Londres a appelé à l’ouverture de discussions "constructives" et Washington - engagé en Asie dans une guerre d’influence commerciale, politique et diplomatique face à Pékin - a appelé autorités et manifestants à la retenue.

La Chine "acteur responsable"

Déterminés à capitaliser sur la mobilisation estudiantine, les dirigeants d’Occupy Central ont rejeté les appels du numéro un hongkongais. "Si Leung Chun-ying annonce sa démission, cette occupation cessera, au moins provisoirement", a déclaré son cofondateur, Chan Kin-man. Qualifiés par la presse officielle chinoise d’"extrémistes politiques", étudiants et lycéens sont le fer de lance de la campagne de désobéissance civile lancée pour dénoncer ce que nombre de Hongkongais perçoivent comme une mainmise grandissante de Pékin sur les affaires locales.

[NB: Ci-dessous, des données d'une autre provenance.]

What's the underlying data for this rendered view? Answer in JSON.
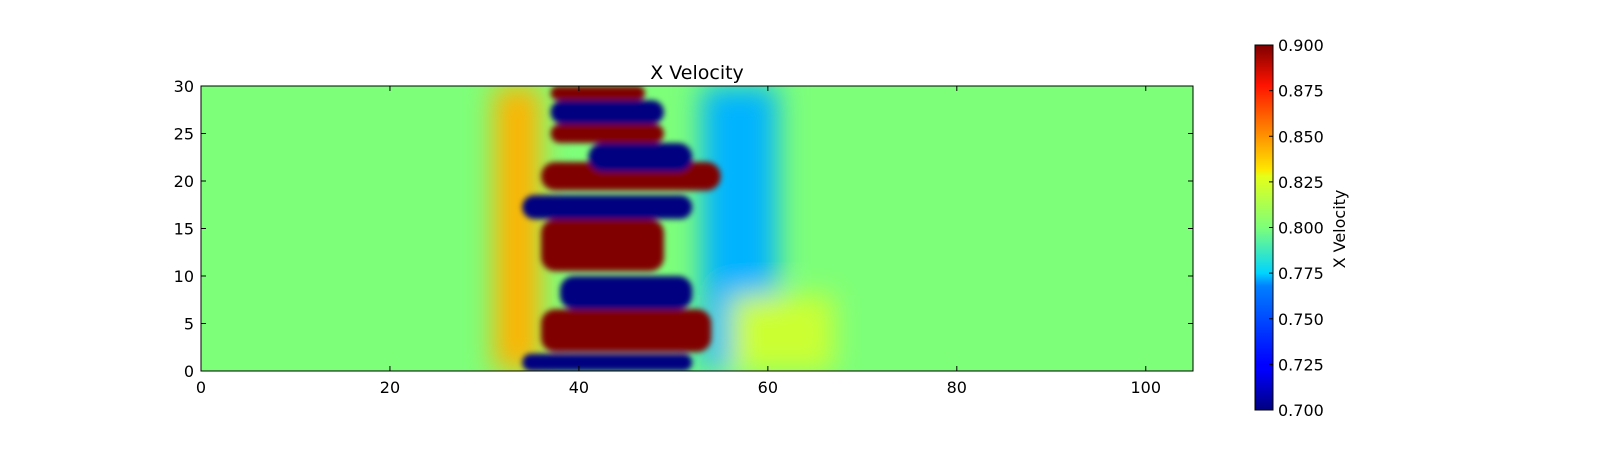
{
  "chart_data": [
    {
      "type": "heatmap",
      "title": "X Velocity",
      "xlim": [
        0,
        105
      ],
      "ylim": [
        0,
        30
      ],
      "xticks": [
        0,
        20,
        40,
        60,
        80,
        100
      ],
      "xtick_labels": [
        "0",
        "20",
        "40",
        "60",
        "80",
        "100"
      ],
      "yticks": [
        0,
        5,
        10,
        15,
        20,
        25,
        30
      ],
      "ytick_labels": [
        "0",
        "5",
        "10",
        "15",
        "20",
        "25",
        "30"
      ],
      "colormap": "jet",
      "value_range": [
        0.7,
        0.9
      ],
      "background_value": 0.8,
      "wake_region_x": [
        34,
        55
      ],
      "bands": [
        {
          "value": 0.7,
          "x": [
            34,
            52
          ],
          "y": [
            0,
            1.8
          ]
        },
        {
          "value": 0.9,
          "x": [
            36,
            54
          ],
          "y": [
            2,
            6.5
          ]
        },
        {
          "value": 0.7,
          "x": [
            38,
            52
          ],
          "y": [
            6.5,
            10
          ]
        },
        {
          "value": 0.9,
          "x": [
            36,
            49
          ],
          "y": [
            10.5,
            16
          ]
        },
        {
          "value": 0.7,
          "x": [
            34,
            52
          ],
          "y": [
            16,
            18.5
          ]
        },
        {
          "value": 0.9,
          "x": [
            36,
            55
          ],
          "y": [
            19,
            22
          ]
        },
        {
          "value": 0.7,
          "x": [
            41,
            52
          ],
          "y": [
            21,
            24
          ]
        },
        {
          "value": 0.9,
          "x": [
            37,
            49
          ],
          "y": [
            24,
            26
          ]
        },
        {
          "value": 0.7,
          "x": [
            37,
            49
          ],
          "y": [
            26,
            28.5
          ]
        },
        {
          "value": 0.9,
          "x": [
            37,
            47
          ],
          "y": [
            28.5,
            30
          ]
        }
      ]
    },
    {
      "type": "colorbar",
      "label": "X Velocity",
      "range": [
        0.7,
        0.9
      ],
      "ticks": [
        0.7,
        0.725,
        0.75,
        0.775,
        0.8,
        0.825,
        0.85,
        0.875,
        0.9
      ],
      "tick_labels": [
        "0.700",
        "0.725",
        "0.750",
        "0.775",
        "0.800",
        "0.825",
        "0.850",
        "0.875",
        "0.900"
      ]
    }
  ]
}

Le président Xi Jinping a resserré l’étau sur la dissidence depuis près de deux ans et cherche par tous les moyens à se prémunir contre une contagion démocratique. Il est difficile de ne pas craindre une répétition de la répression sanglante il y a 25 ans des manifestations de Tiananmen", estimait pour sa part mardi le New York Times dans un éditorial. Impensable, répond Michael Kugelman, spécialiste de l’Asie au centre international de chercheurs Woodrow Wilson International. La Chine aspire à "être un acteur responsable au plan international, ce qui n’était pas le cas en 1989", estime-t-il.

Sur le plan économique, le numéro un mondial des cosmétiques L’Oréal a décidé de suspendre jusqu’au 6 octobre les voyages d’affaires de ses collaborateurs à Hong Kong, en raison de la situation sur place.